I want some of the Minister's Koolaid! Obviously someone has fed her porkies if she really believes that information!

Anonymous said...

Obviously here the Minister is demonstrating she is part of the PROBLEM and not driving the solution!

How can DOHA and NEHTA be truly held accountable when she holds and communicates such a rosy state of affairs?

The fish is certainly stinking and rotting from the head when this is the measure and level of misinformation detached from the reality of the poor state of the nation's eHealth affairs.

Whether the opposition can exploit this and bring about a healthier state of eHealth affairs, time will tell.

Anonymous said...

It is all a joke, a billion dollars worth of rubbish, a minister and advisers who have no understanding of the real world, incentives and handouts (just like pink batts) to get health professionals on board and then to add insult to injury people accosting people in hospital wards, shopping centres and flea markets.

Get rid of the lot....now!!!, start again and involve people that have an appreciation of the real issues, not political or self indulgent ones...

Bernard Robertson-Dunn said...

And as if to reinforce what may happen when a development/implementation project goes wrong, here is a report on recent research:

Why a Botched IT Project Will Destroy a Major Corporation in the Near Future

The risks associated with major IT projects are being vastly underestimated, according to the largest study of global IT projects ever undertaken.


As I've said before, technology is a very powerful tool, one that is getting more and more powerful.

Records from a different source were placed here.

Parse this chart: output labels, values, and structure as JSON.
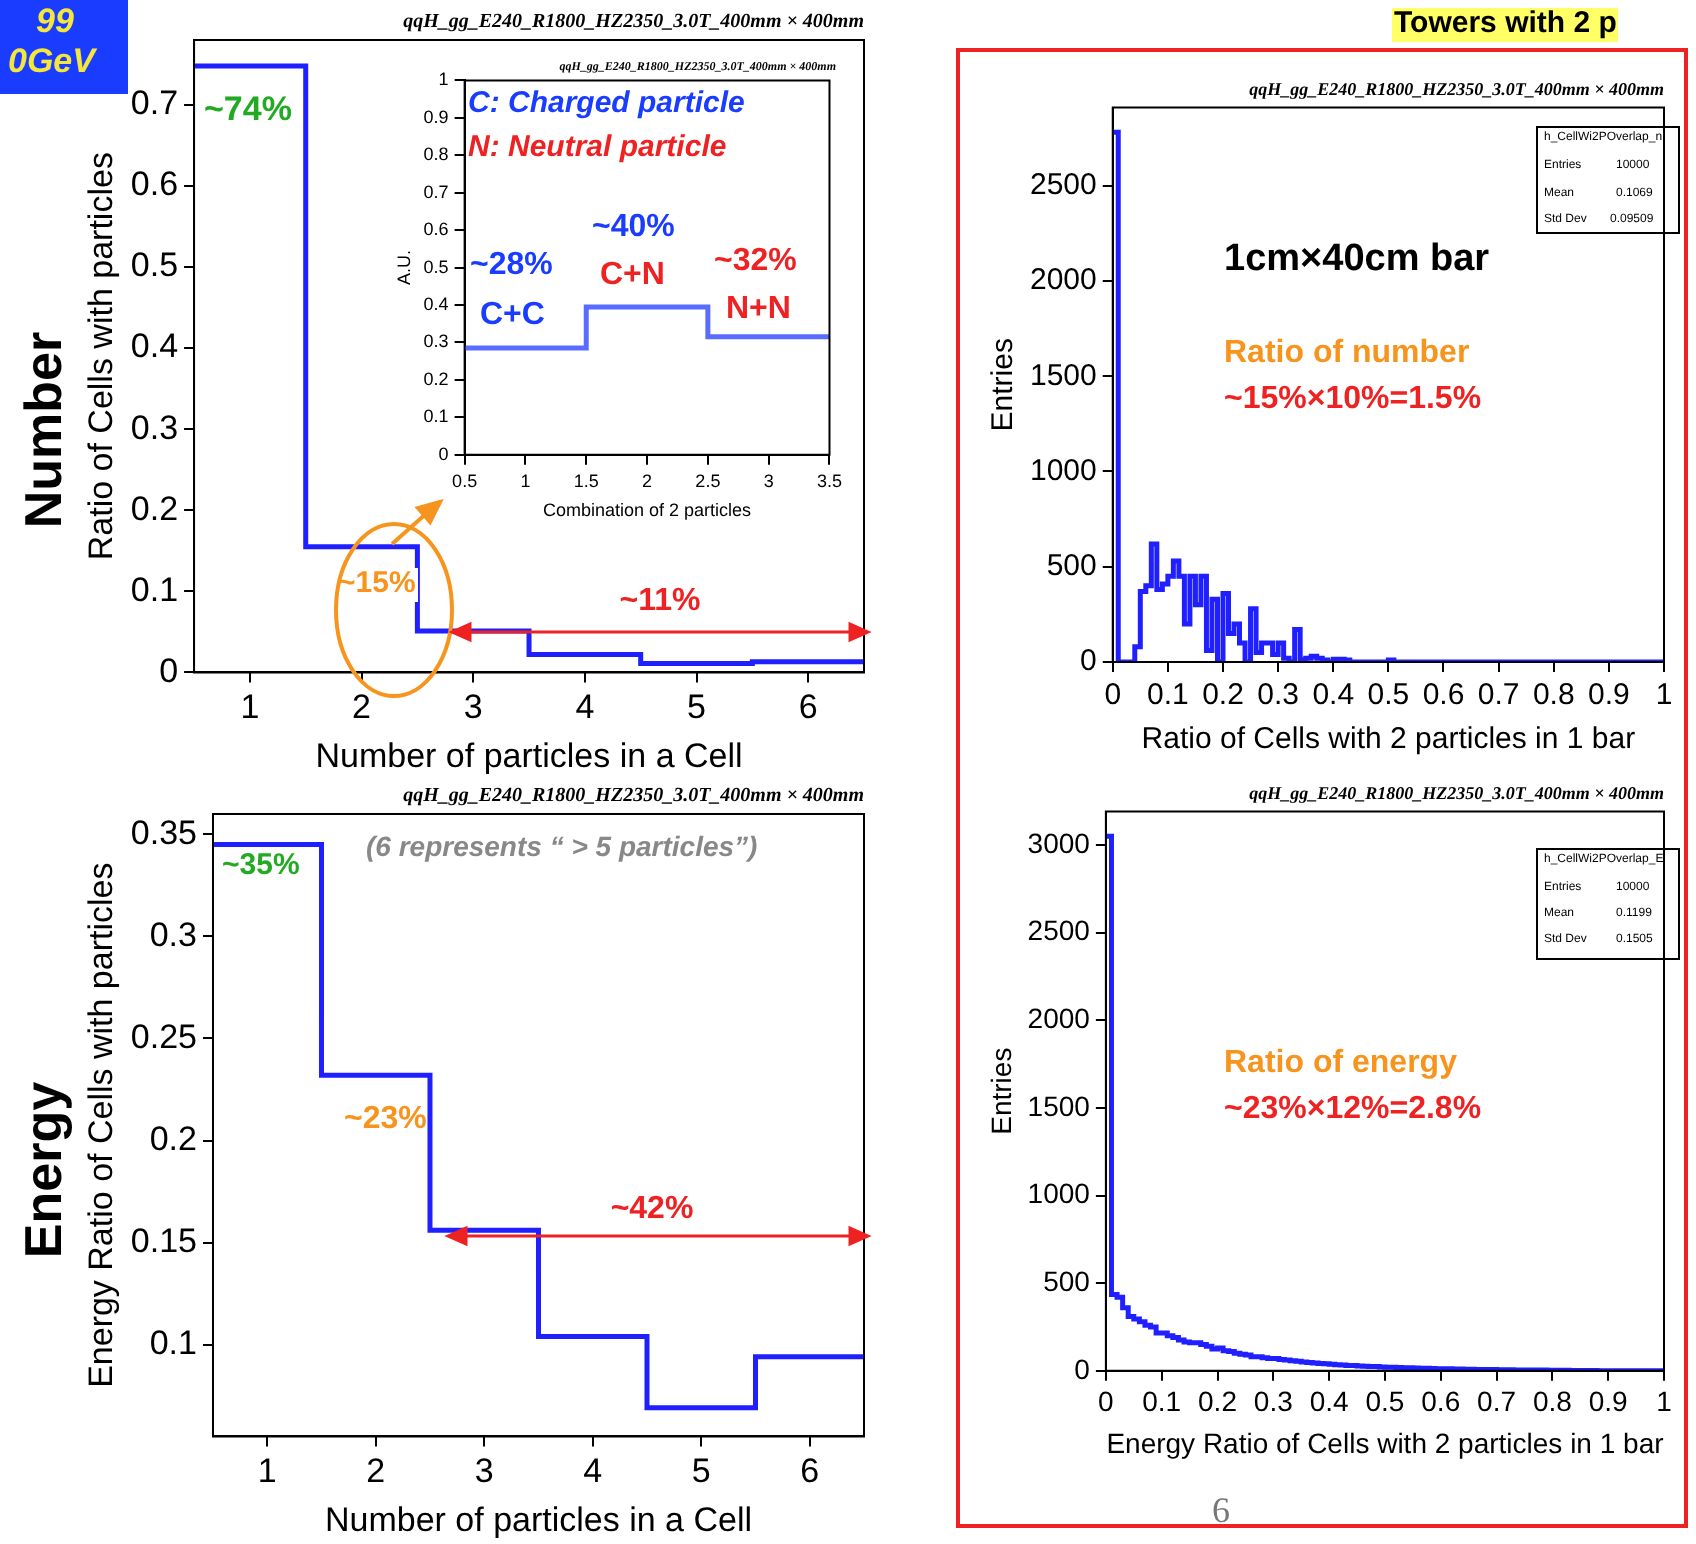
{
  "chart_data": [
    {
      "type": "histogram",
      "title": "qqH_gg_E240_R1800_HZ2350_3.0T_400mm × 400mm",
      "xlabel": "Number of particles in a Cell",
      "ylabel": "Ratio of Cells with particles",
      "bins": [
        0.5,
        1.5,
        2.5,
        3.5,
        4.5,
        5.5,
        6.5
      ],
      "values": [
        0.748,
        0.155,
        0.051,
        0.022,
        0.011,
        0.013
      ],
      "color": "#1f1fff",
      "xlim": [
        0.5,
        6.5
      ],
      "xticks": [
        1,
        2,
        3,
        4,
        5,
        6
      ],
      "ylim": [
        0,
        0.78
      ],
      "yticks": [
        0,
        0.1,
        0.2,
        0.3,
        0.4,
        0.5,
        0.6,
        0.7
      ],
      "annotations": [
        "~74%",
        "~15%",
        "~11%",
        "Number",
        "99",
        "0GeV"
      ]
    },
    {
      "type": "histogram",
      "title": "qqH_gg_E240_R1800_HZ2350_3.0T_400mm × 400mm",
      "xlabel": "Combination of 2 particles",
      "ylabel": "A.U.",
      "bins": [
        0.5,
        1.5,
        2.5,
        3.5
      ],
      "values": [
        0.285,
        0.395,
        0.315
      ],
      "color": "#5a6cff",
      "xlim": [
        0.5,
        3.5
      ],
      "xticks": [
        0.5,
        1,
        1.5,
        2,
        2.5,
        3,
        3.5
      ],
      "ylim": [
        0,
        1
      ],
      "yticks": [
        0,
        0.1,
        0.2,
        0.3,
        0.4,
        0.5,
        0.6,
        0.7,
        0.8,
        0.9,
        1
      ],
      "annotations": [
        "C: Charged particle",
        "N: Neutral particle",
        "~28%",
        "C+C",
        "~40%",
        "C+N",
        "~32%",
        "N+N"
      ]
    },
    {
      "type": "histogram",
      "title": "qqH_gg_E240_R1800_HZ2350_3.0T_400mm × 400mm",
      "xlabel": "Number of particles in a Cell",
      "ylabel": "Energy Ratio of Cells with particles",
      "bins": [
        0.5,
        1.5,
        2.5,
        3.5,
        4.5,
        5.5,
        6.5
      ],
      "values": [
        0.345,
        0.232,
        0.156,
        0.104,
        0.069,
        0.094
      ],
      "color": "#1f1fff",
      "xlim": [
        0.5,
        6.5
      ],
      "xticks": [
        1,
        2,
        3,
        4,
        5,
        6
      ],
      "ylim": [
        0.055,
        0.36
      ],
      "yticks": [
        0.1,
        0.15,
        0.2,
        0.25,
        0.3,
        0.35
      ],
      "annotations": [
        "~35%",
        "~23%",
        "~42%",
        "(6 represents “ > 5 particles”)",
        "Energy"
      ]
    },
    {
      "type": "histogram",
      "title": "qqH_gg_E240_R1800_HZ2350_3.0T_400mm × 400mm",
      "xlabel": "Ratio of Cells with 2 particles in 1 bar",
      "ylabel": "Entries",
      "bins": [
        0,
        0.01,
        0.02,
        0.03,
        0.04,
        0.05,
        0.06,
        0.07,
        0.08,
        0.09,
        0.1,
        0.11,
        0.12,
        0.13,
        0.14,
        0.15,
        0.16,
        0.17,
        0.18,
        0.19,
        0.2,
        0.21,
        0.22,
        0.23,
        0.24,
        0.25,
        0.26,
        0.27,
        0.28,
        0.29,
        0.3,
        0.31,
        0.32,
        0.33,
        0.34,
        0.35,
        0.36,
        0.37,
        0.38,
        0.39,
        0.4,
        0.41,
        0.42,
        0.43,
        0.44,
        0.45,
        0.46,
        0.47,
        0.48,
        0.49,
        0.5,
        0.51,
        0.52,
        0.53,
        0.54,
        0.55,
        0.56,
        0.57,
        0.58,
        0.59,
        0.6,
        0.61,
        0.62,
        0.63,
        0.64,
        0.65,
        0.66,
        0.67,
        0.68,
        0.69,
        0.7,
        0.71,
        0.72,
        0.73,
        0.74,
        0.75,
        0.76,
        0.77,
        0.78,
        0.79,
        0.8,
        0.81,
        0.82,
        0.83,
        0.84,
        0.85,
        0.86,
        0.87,
        0.88,
        0.89,
        0.9,
        0.91,
        0.92,
        0.93,
        0.94,
        0.95,
        0.96,
        0.97,
        0.98,
        0.99,
        1
      ],
      "values": [
        2780,
        0,
        0,
        0,
        80,
        370,
        400,
        620,
        380,
        410,
        450,
        530,
        450,
        200,
        450,
        300,
        450,
        60,
        330,
        0,
        360,
        150,
        200,
        100,
        0,
        280,
        50,
        100,
        100,
        40,
        100,
        20,
        0,
        170,
        10,
        20,
        30,
        20,
        10,
        0,
        15,
        15,
        10,
        0,
        0,
        0,
        0,
        0,
        0,
        0,
        10,
        0,
        0,
        0,
        0,
        0,
        0,
        0,
        0,
        0,
        0,
        0,
        0,
        0,
        0,
        0,
        0,
        0,
        0,
        0,
        0,
        0,
        0,
        0,
        0,
        0,
        0,
        0,
        0,
        0,
        0,
        0,
        0,
        0,
        0,
        0,
        0,
        0,
        0,
        0,
        0,
        0,
        0,
        0,
        0,
        0,
        0,
        0,
        0,
        0
      ],
      "color": "#1f1fff",
      "xlim": [
        0,
        1
      ],
      "xticks": [
        0,
        0.1,
        0.2,
        0.3,
        0.4,
        0.5,
        0.6,
        0.7,
        0.8,
        0.9,
        1
      ],
      "ylim": [
        0,
        2910
      ],
      "yticks": [
        0,
        500,
        1000,
        1500,
        2000,
        2500
      ],
      "annotations": [
        "Towers with 2 p",
        "h_CellWi2POverlap_n",
        "Entries",
        "10000",
        "Mean",
        "0.1069",
        "Std Dev",
        "0.09509",
        "1cm×40cm bar",
        "Ratio of number",
        "~15%×10%=1.5%"
      ]
    },
    {
      "type": "histogram",
      "title": "qqH_gg_E240_R1800_HZ2350_3.0T_400mm × 400mm",
      "xlabel": "Energy Ratio of Cells with 2 particles in 1 bar",
      "ylabel": "Entries",
      "bins": [
        0,
        0.01,
        0.02,
        0.03,
        0.04,
        0.05,
        0.06,
        0.07,
        0.08,
        0.09,
        0.1,
        0.11,
        0.12,
        0.13,
        0.14,
        0.15,
        0.16,
        0.17,
        0.18,
        0.19,
        0.2,
        0.21,
        0.22,
        0.23,
        0.24,
        0.25,
        0.26,
        0.27,
        0.28,
        0.29,
        0.3,
        0.31,
        0.32,
        0.33,
        0.34,
        0.35,
        0.36,
        0.37,
        0.38,
        0.39,
        0.4,
        0.41,
        0.42,
        0.43,
        0.44,
        0.45,
        0.46,
        0.47,
        0.48,
        0.49,
        0.5,
        0.51,
        0.52,
        0.53,
        0.54,
        0.55,
        0.56,
        0.57,
        0.58,
        0.59,
        0.6,
        0.61,
        0.62,
        0.63,
        0.64,
        0.65,
        0.66,
        0.67,
        0.68,
        0.69,
        0.7,
        0.71,
        0.72,
        0.73,
        0.74,
        0.75,
        0.76,
        0.77,
        0.78,
        0.79,
        0.8,
        0.81,
        0.82,
        0.83,
        0.84,
        0.85,
        0.86,
        0.87,
        0.88,
        0.89,
        0.9,
        0.91,
        0.92,
        0.93,
        0.94,
        0.95,
        0.96,
        0.97,
        0.98,
        0.99,
        1
      ],
      "values": [
        3050,
        435,
        420,
        360,
        310,
        295,
        280,
        260,
        250,
        215,
        215,
        200,
        190,
        175,
        165,
        160,
        160,
        150,
        140,
        125,
        130,
        115,
        110,
        100,
        95,
        90,
        80,
        80,
        75,
        70,
        70,
        65,
        62,
        58,
        55,
        50,
        48,
        45,
        42,
        40,
        38,
        35,
        33,
        30,
        30,
        28,
        26,
        25,
        24,
        22,
        20,
        20,
        19,
        18,
        17,
        16,
        15,
        14,
        13,
        12,
        12,
        11,
        10,
        10,
        9,
        9,
        8,
        8,
        7,
        7,
        6,
        6,
        6,
        5,
        5,
        5,
        4,
        4,
        4,
        3,
        3,
        3,
        3,
        2,
        2,
        2,
        2,
        2,
        1,
        1,
        1,
        1,
        1,
        1,
        1,
        1,
        1,
        1,
        0,
        0
      ],
      "color": "#1f1fff",
      "xlim": [
        0,
        1
      ],
      "xticks": [
        0,
        0.1,
        0.2,
        0.3,
        0.4,
        0.5,
        0.6,
        0.7,
        0.8,
        0.9,
        1
      ],
      "ylim": [
        0,
        3190
      ],
      "yticks": [
        0,
        500,
        1000,
        1500,
        2000,
        2500,
        3000
      ],
      "annotations": [
        "h_CellWi2POverlap_E",
        "Entries",
        "10000",
        "Mean",
        "0.1199",
        "Std Dev",
        "0.1505",
        "Ratio of energy",
        "~23%×12%=2.8%",
        "6"
      ]
    }
  ]
}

This means you need to be very careful what you do with it or it will come back to bite you. I see many aspects of eHealth, both here and in the rest of the world, where an appropriate level of care is sadly lacking.

Terry Hannan said...

In the "EMR Olympics" the Aussies have done it again if Plibersick is right.
Here is what the "donkey" Regenstrief Medical Record System achieved from 1976.
Regenstrief Institute: April 2012: 18 hospitals

>32 million physician orders entered by CPOE
Data base of 6 million patients
900 million on-line coded results
20 million reports-diagnostic studies, procedure results, operative notes and discharge summaries
65 million radiology images
They used to be the leaders but now we have the Aussie Usain Bolt PCEHR!!!

Anonymous said...

“There are 8 million records on the e-health system right now, there are 100,000 people signed up..”
Press here for translation from Spin to English:
“There are approx 100,000 records, with about 8 million pieces of information altogether across all of these records. On average that is about 80 bits of information for each person’s record. Most of these 80 bits of information are gathered from the existing information already in the MBS, PBS, Immunisation and donor registries , and replicated into each person’s record. (Handy to have it altogether in one place though). Over time, we will start to get some really useful information into the system, such as discharge summaries and medication information.”
Please don’t speak in Spin – it makes a mockery of the system.